William Blake’s “A POISON TREE” LIVE at Toynbee Hall 2008, Kate Westbrook, Karen Street, Billy Thompson, Steve Berry. from the DVD/CD GLAD DAY LIVE
23 November 2024
No. 88
CITIZEN JAZZ SPEAKS
Franpi Barriaux reviews the BAND OF BANDS album in the November issue of the French on-line jazz magazine.
Mike Westbrook BAND OF BANDS Kate Westbrook voice Chris Biscoe sax Karen Street accordion Pete Whyman sax Marcus Vergette bass Coach York drums Mike Westbrook piano
In celebrating the fraternity of these British musicians, the Band of Bands septet is a major event. After several years devoted to solos and reissues, this is Mike Westbrook's first orchestral disc since lockdown. We're delighted to see that he's lost none of his verve and consummate elegance, which doesn't need to be outdone to shine, just like his comrades who've come to celebrate friendship and review the finest scores by this monument of European jazz.
On the album cover, white hair and smiles rule the roost. And with good reason: some of the musicians in this Band of Bands have been playing together for over 50 years, and have known Mike Westbrook's scores and his wife Kate Westbrook's vocals for so many decades that proximity is no longer in doubt. More likely, it's self-evident. Band of Bands is a celebration. Not an anniversary or a solemn commemoration, not a last lap or a sinister revival: to live once again, you have to have stopped. If you listen to Glad Day, with the trio that Kate and Mike have formed with Chris Biscoe for half a century, it only takes a moment to realise that this band and these musicians have never stopped being alive. Elegantly turbulent, even, needless to say, on Johnny Come Lately, which often characterises the pianist's major orchestras, when drummer Coach York has a run-in with the line of saxophones where Pete Whyman follows Biscoe.
In this track, as in Gas, Dust Stone, where double bassist Marcus Vergette shines, its the art of Mike Westbrook's arrangements that's to be appreciated, that natural simplicity that gives the impression of a suit made to measure for everyday life, with a fluidity that's staggering.
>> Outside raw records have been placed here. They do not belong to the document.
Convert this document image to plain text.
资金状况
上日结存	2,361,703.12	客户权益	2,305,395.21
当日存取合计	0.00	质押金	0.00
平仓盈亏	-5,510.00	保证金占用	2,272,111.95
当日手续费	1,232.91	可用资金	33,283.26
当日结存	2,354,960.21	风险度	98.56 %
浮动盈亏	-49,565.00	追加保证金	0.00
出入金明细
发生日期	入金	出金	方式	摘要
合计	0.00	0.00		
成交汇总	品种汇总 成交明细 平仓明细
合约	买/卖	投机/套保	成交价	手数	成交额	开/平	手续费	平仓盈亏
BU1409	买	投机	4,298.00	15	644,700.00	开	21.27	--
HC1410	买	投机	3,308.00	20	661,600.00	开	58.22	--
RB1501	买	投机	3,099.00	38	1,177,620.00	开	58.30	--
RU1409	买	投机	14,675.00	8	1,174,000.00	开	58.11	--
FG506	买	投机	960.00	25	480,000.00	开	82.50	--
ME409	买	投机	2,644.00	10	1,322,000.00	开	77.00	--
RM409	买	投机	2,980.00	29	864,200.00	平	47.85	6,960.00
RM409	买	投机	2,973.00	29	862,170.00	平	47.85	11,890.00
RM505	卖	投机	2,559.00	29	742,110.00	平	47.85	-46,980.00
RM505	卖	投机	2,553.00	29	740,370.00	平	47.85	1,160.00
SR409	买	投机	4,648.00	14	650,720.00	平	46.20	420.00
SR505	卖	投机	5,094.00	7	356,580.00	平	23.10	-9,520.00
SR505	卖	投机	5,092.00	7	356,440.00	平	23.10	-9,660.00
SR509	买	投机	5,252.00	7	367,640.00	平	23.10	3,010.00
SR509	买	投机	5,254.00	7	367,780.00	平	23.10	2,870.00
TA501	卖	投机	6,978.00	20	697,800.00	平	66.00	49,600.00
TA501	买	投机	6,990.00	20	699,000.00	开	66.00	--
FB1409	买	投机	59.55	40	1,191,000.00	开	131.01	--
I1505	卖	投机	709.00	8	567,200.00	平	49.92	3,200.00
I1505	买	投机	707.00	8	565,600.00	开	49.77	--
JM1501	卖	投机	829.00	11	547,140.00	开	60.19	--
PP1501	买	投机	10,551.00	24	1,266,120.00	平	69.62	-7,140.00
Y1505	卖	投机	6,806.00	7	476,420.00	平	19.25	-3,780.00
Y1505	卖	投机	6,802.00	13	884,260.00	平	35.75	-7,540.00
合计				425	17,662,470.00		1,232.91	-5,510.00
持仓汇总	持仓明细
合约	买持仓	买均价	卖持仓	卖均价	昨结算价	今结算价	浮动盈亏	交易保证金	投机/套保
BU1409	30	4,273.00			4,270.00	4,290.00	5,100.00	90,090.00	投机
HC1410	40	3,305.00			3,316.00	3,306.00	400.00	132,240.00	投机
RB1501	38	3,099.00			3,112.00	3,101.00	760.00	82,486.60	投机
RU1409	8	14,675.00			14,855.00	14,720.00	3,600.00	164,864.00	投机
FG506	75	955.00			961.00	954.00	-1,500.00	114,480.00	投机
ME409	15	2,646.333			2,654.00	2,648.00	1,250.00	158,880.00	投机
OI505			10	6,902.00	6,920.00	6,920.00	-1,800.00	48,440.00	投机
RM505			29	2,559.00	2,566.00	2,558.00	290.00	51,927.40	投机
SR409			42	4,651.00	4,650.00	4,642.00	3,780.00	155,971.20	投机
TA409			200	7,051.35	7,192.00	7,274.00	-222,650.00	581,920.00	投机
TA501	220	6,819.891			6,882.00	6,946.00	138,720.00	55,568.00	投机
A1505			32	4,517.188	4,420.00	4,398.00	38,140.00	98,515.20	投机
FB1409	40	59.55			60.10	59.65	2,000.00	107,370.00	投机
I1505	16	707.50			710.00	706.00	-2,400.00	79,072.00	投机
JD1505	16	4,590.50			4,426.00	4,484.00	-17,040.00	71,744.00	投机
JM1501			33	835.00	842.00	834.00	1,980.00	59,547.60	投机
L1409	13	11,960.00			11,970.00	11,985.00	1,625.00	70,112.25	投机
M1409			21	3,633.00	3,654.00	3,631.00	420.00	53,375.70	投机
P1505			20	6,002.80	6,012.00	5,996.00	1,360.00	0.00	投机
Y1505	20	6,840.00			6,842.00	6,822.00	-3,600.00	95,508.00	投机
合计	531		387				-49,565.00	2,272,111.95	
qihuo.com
For this, in addition to the horns, the composer relies on the solid rhythmic base of The Uncommon Orchestra, but also on the accordion of Karen Street, in the Westbrook orchestras since Bar Utopia, in 1996. The accordionist's relationship with Kate Westbrook's fascinating voice is marvellous, especially on the gritty Black Market.
The couple and this loyal team have never stopped telling stories, and Band of Bands revives that theatricality that always slips in between Ellington and Kurt Weill. And creates a fruitful Westbrookian dimension.